Un document n'est livré "anonymisé" que si toutes les étapes critiques ont
réussi. Sinon, quarantaine différentielle :
- partial : texte OK sort, PDF en quarantaine si rédaction rate
- full : document entier en quarantaine si pré-flight ou rescan critique
Ce module est totalement standalone : il n'importe rien du core ni d'autre
module local. Il n'écrit que dans les fichiers qu'on lui demande explicitement
(pas de logging global, pas de print).
"""
from __future__ import annotations
import json
import traceback
from dataclasses import dataclass, field
from datetime import datetime
from pathlib import Path
from typing import Literal, Optional
# === Constantes ===
SEUIL_TEXTE_MINI = 100 # B-3 pré-flight : sous ce seuil = OCR raté/doc vide
SEUIL_RESCAN_RESIDUEL = 0 # Tolérance zéro pour PII résiduelles après rescan
QUARANTINE_DIR_NAME = "quarantaine"
@dataclass
class QuarantineEntry:
"""Une entrée dans le registre de quarantaine d'un batch."""
doc_name: str # nom de base sans extension
reason: str # code court normalisé (cf REASON_CODES)
detail: str # message libre
timestamp: str # ISO 8601 avec timezone
severity: Literal["partial", "full"] # partial = PDF seul, full = doc entier
flags: list[str] = field(default_factory=list) # peut contenir plusieurs raisons cumulées
stacktrace: Optional[str] = None # tb.format_exc() si exception
extracted_chars: int = 0 # nb caractères extraits (utile pour preflight)
# Codes raison normalisés (voir §5 du consolidé v2)
REASON_CODES: dict[str, Literal["partial", "full"]] = {
"preflight_text_too_short": "full",
"extraction_total_failure": "full",
"rescan_residual_pii": "full",
"pdf_redaction_failed": "partial",
"pdf_vector_fallback_to_raster": "partial",
"regex_user_invalid": "partial",
}
# Actions recommandées par code raison (utilisées dans INDEX.md)
RECOMMENDED_ACTIONS: dict[str, str] = {
"preflight_text_too_short": "Vérifier OCR, ré-essayer avec docTR forcé",
"extraction_total_failure": "Inspecter le PDF source (corrompu? chiffré?)",
"rescan_residual_pii": "Inspection manuelle, fix regex ou whitelist",
"pdf_redaction_failed": "Voir le .pseudonymise.txt, ré-essayer manuellement",
"pdf_vector_fallback_to_raster": "PDF en qualité raster (lisible mais moins précis)",
}
_DEFAULT_RECOMMENDED_ACTION = "Voir le .reason.txt"
class QuarantineManager:
"""Gestion centralisée de la quarantaine pour un batch entier.

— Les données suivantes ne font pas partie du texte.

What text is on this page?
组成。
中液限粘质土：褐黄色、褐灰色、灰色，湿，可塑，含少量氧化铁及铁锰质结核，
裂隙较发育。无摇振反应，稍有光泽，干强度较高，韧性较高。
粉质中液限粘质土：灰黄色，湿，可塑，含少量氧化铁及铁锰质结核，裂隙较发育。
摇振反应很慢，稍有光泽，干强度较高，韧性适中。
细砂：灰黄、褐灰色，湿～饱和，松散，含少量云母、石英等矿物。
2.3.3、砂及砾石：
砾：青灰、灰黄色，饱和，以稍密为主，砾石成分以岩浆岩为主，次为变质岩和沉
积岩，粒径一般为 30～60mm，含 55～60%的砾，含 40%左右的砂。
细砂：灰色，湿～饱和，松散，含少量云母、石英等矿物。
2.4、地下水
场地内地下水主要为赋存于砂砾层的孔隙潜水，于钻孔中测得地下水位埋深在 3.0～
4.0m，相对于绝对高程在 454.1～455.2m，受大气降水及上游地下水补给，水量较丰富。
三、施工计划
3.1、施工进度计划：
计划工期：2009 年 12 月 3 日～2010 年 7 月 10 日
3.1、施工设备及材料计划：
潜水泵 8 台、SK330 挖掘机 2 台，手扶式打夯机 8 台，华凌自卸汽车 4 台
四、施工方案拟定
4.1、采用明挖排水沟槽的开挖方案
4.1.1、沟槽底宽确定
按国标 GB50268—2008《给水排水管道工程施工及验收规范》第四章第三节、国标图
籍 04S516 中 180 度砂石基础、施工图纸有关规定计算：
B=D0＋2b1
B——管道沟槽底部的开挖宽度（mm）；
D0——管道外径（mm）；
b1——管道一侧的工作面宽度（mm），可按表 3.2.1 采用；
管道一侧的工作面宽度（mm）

Une instance par batch. Maintient le registre des entrées, écrit les
fichiers .reason.txt par doc, append errors.log, et génère INDEX.md
à la fin du batch.
"""
def __init__(self, output_dir: Path, app_version: str = "0.11.0",
commit_sha: str = "", profile_name: str = "standard_local") -> None:
self.output_dir: Path = Path(output_dir)
self.quarantine_dir: Path = self.output_dir / QUARANTINE_DIR_NAME
self.app_version: str = app_version
self.commit_sha: str = commit_sha
self.profile_name: str = profile_name
self.entries: list[QuarantineEntry] = []
self._errors_log_path: Path = self.output_dir / "errors.log"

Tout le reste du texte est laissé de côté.